Remember, a torn ACL is what caused Kris Jenkins to retire. Yet Chapman played through it for an entire year and will participate in the combine despite it. When asked why he decided to finish his senior season rather than opt for surgery, Chapman said, "I didn't really want to give up like that. I really enjoyed playing. As long as it stayed right, I could play."

That is the very definition of toughness.

Although the ACL injury greatly concerns me, the will and determination that Chapman showed this year is outright amazing. The fact that he played through a season-threatening injury, that he lead a team to be one of the greatest of all time, that he gave his all for the team, is all I need to know.

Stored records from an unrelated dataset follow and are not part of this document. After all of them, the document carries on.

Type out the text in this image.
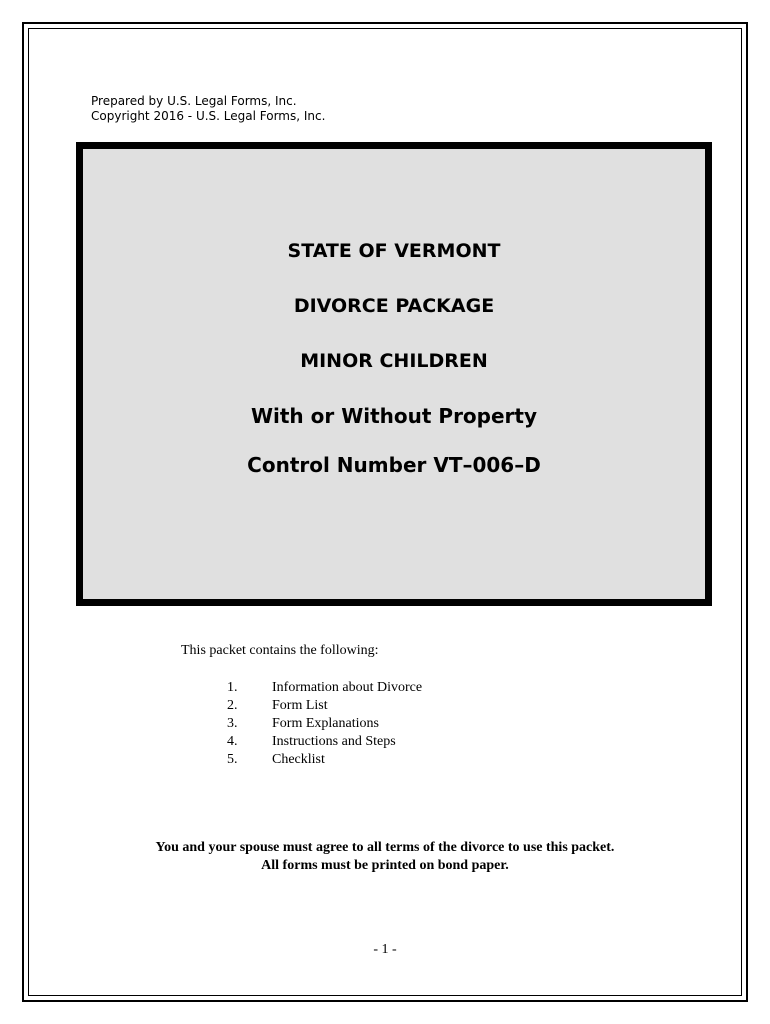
Prepared by U.S. Legal Forms, Inc.
Copyright 2016 - U.S. Legal Forms, Inc.
STATE OF VERMONT
DIVORCE PACKAGE
MINOR CHILDREN
With or Without Property
Control Number VT–006–D
This packet contains the following:
1.	Information about Divorce
2.	Form List
3.	Form Explanations
4.	Instructions and Steps
5.	Checklist
You and your spouse must agree to all terms of the divorce to use this packet.
All forms must be printed on bond paper.
- 1 -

Many are asking if Pouha will return this year. Many are asking if Kendrick Ellis will be what he turned out to be. Even if everything happens just as planned, I certainly think that another defensive lineman, especially in the late rounds, would be extremely important. Chapman is projected to go anywhere from the second round all the way to the fifth round. If he really does fall that far, I truly hope that the Jets pursue him.

After all, toughness and strength like Chapman doesn't come around every day.